Ultrasound should be limited to pinpointing existing pneumothorax in patients who have mechanical ventilation, she said.

Patient Follow-Up

As a patient begins to recover from the viral infection, it can be difficult to know when to re-assess his or her progress, she said. Existing knowledge indicates that lesions begin to improve with the first three months post-infection, so she recommended this schedule for re-evaluating patients: one month, three months, six months, and one year.

Lessons Learned

As providers continue to render services, she said, there are certain things about the virus and its impacts, thus far, that should be remembered.
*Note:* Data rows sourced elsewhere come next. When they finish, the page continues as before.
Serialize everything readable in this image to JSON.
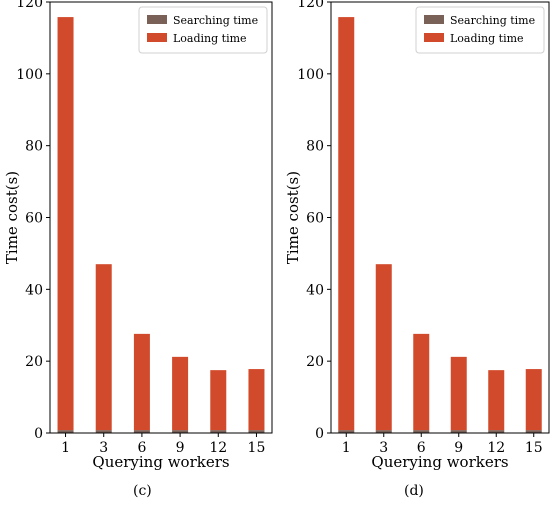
{
  "chart_data": [
    {
      "type": "bar",
      "stacked": true,
      "panel_label": "(c)",
      "title": "",
      "xlabel": "Querying workers",
      "ylabel": "Time cost(s)",
      "categories": [
        "1",
        "3",
        "6",
        "9",
        "12",
        "15"
      ],
      "ylim": [
        0,
        120
      ],
      "yticks": [
        0,
        20,
        40,
        60,
        80,
        100,
        120
      ],
      "grid": false,
      "legend": "top-right",
      "series": [
        {
          "name": "Searching time",
          "color": "#7a6157",
          "values": [
            0.8,
            0.8,
            0.8,
            0.8,
            0.8,
            0.8
          ]
        },
        {
          "name": "Loading time",
          "color": "#d24a2c",
          "values": [
            115.0,
            46.2,
            26.8,
            20.4,
            16.7,
            17.0
          ]
        }
      ]
    },
    {
      "type": "bar",
      "stacked": true,
      "panel_label": "(d)",
      "title": "",
      "xlabel": "Querying workers",
      "ylabel": "Time cost(s)",
      "categories": [
        "1",
        "3",
        "6",
        "9",
        "12",
        "15"
      ],
      "ylim": [
        0,
        120
      ],
      "yticks": [
        0,
        20,
        40,
        60,
        80,
        100,
        120
      ],
      "grid": false,
      "legend": "top-right",
      "series": [
        {
          "name": "Searching time",
          "color": "#7a6157",
          "values": [
            0.8,
            0.8,
            0.8,
            0.8,
            0.8,
            0.8
          ]
        },
        {
          "name": "Loading time",
          "color": "#d24a2c",
          "values": [
            115.0,
            46.2,
            26.8,
            20.4,
            16.7,
            17.0
          ]
        }
      ]
    }
  ]
}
Virus details: It is known that the virus, which is transmitted by respiratory droplets, is drawn to angiotensin-converting enzyme 2 (ACE2) that is found on the surfaces of airways, alveolar and epithelial cells, and endothelial cells. It is also expressed in the kidneys, brain, intestines, and testes. However, ACE2 is less expressed in children, potentially playing a role in their lower risk of developing a viral infection, she said.
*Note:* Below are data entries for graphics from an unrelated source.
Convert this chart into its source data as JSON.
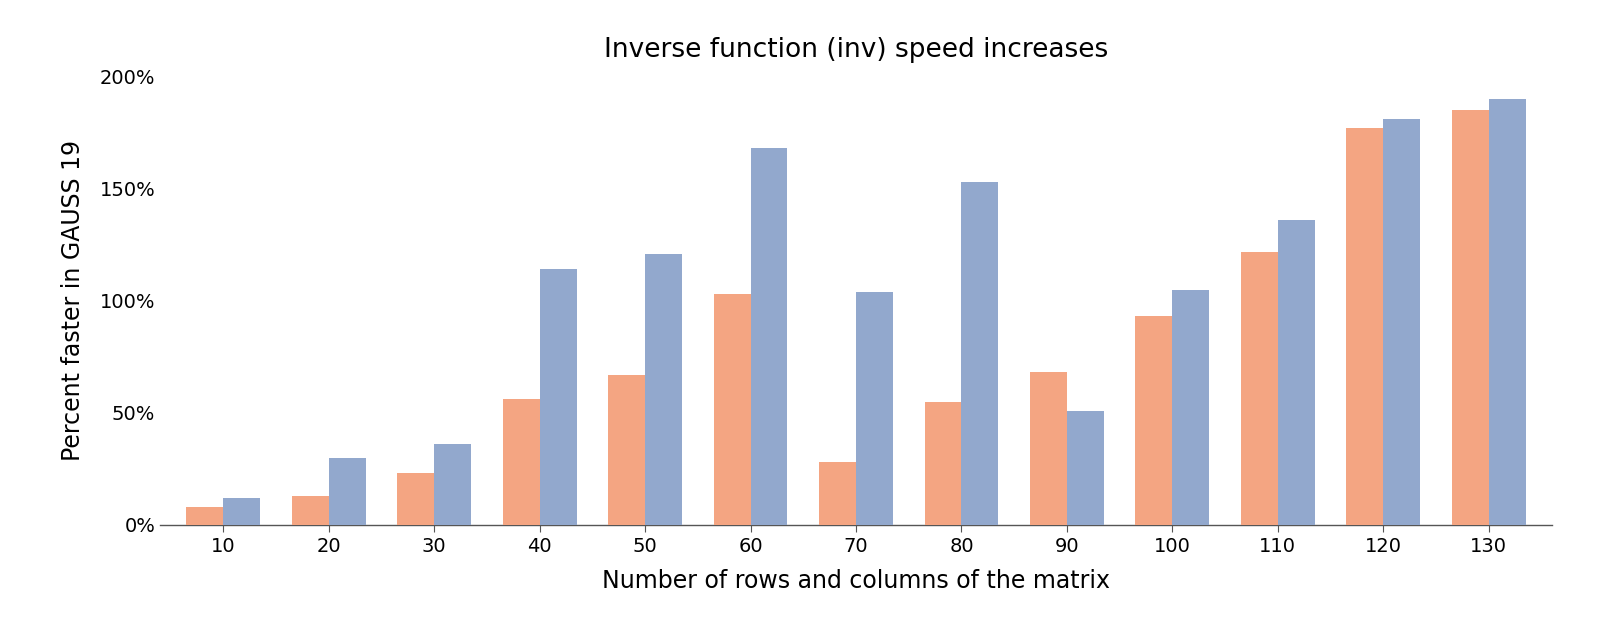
{
  "title": "Inverse function (inv) speed increases",
  "xlabel": "Number of rows and columns of the matrix",
  "ylabel": "Percent faster in GAUSS 19",
  "categories": [
    10,
    20,
    30,
    40,
    50,
    60,
    70,
    80,
    90,
    100,
    110,
    120,
    130
  ],
  "series1_values": [
    8,
    13,
    23,
    56,
    67,
    103,
    28,
    55,
    68,
    93,
    122,
    177,
    185
  ],
  "series2_values": [
    12,
    30,
    36,
    114,
    121,
    168,
    104,
    153,
    51,
    105,
    136,
    181,
    190
  ],
  "color1": "#F4A582",
  "color2": "#92A8CD",
  "ylim": [
    0,
    200
  ],
  "yticks": [
    0,
    50,
    100,
    150,
    200
  ],
  "background_color": "#ffffff",
  "bar_width": 0.35,
  "title_fontsize": 19,
  "axis_label_fontsize": 17,
  "tick_fontsize": 14
}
Virus behavior: It can take roughly five days between exposure and the appearance of symptoms, Revel said. And, there are several factors that can put a patient at greater risk, including older age, male gender, and pre-existing conditions, such as obesity, diabetes, and high blood pressure. It can also prompt a cytokine storm in some patients, as well as augment the pulmonary embolism risk, she added, and it has also been seen to prompt microvascular injury syndrome in the lungs and skin.

What Remains to Be Determined

There is still a lot left to learn about this virus and how it will impact patients and global public health, Revel said. As providers continue to manage cases, more attention should be paid to several factors confounding questions that could alter how the healthcare industry ultimately approaches the virus.

Overall, she said, providers should pursue answers to these questions:

  • How should clinicians approach treating other acute conditions and diseases in the context of COVID-19?
  • What long-term consequences exist, including respiratory and neurological sequelae, lung fibrosis, and psychological impacts?
  • What could be the size and intensity of a COVID-19 second phase?
  • Are there risk factors for virus resurgence, and will the virus return seasonally?
  • What treatments work best to prevent the worst outcomes?
  • What is the quality of acquired immunity?

Overall, she stressed, addressing these queries is critical.

“These questions need to be answered since the current COVID-19 pandemic might not be over,” she said, “or might not be the last.”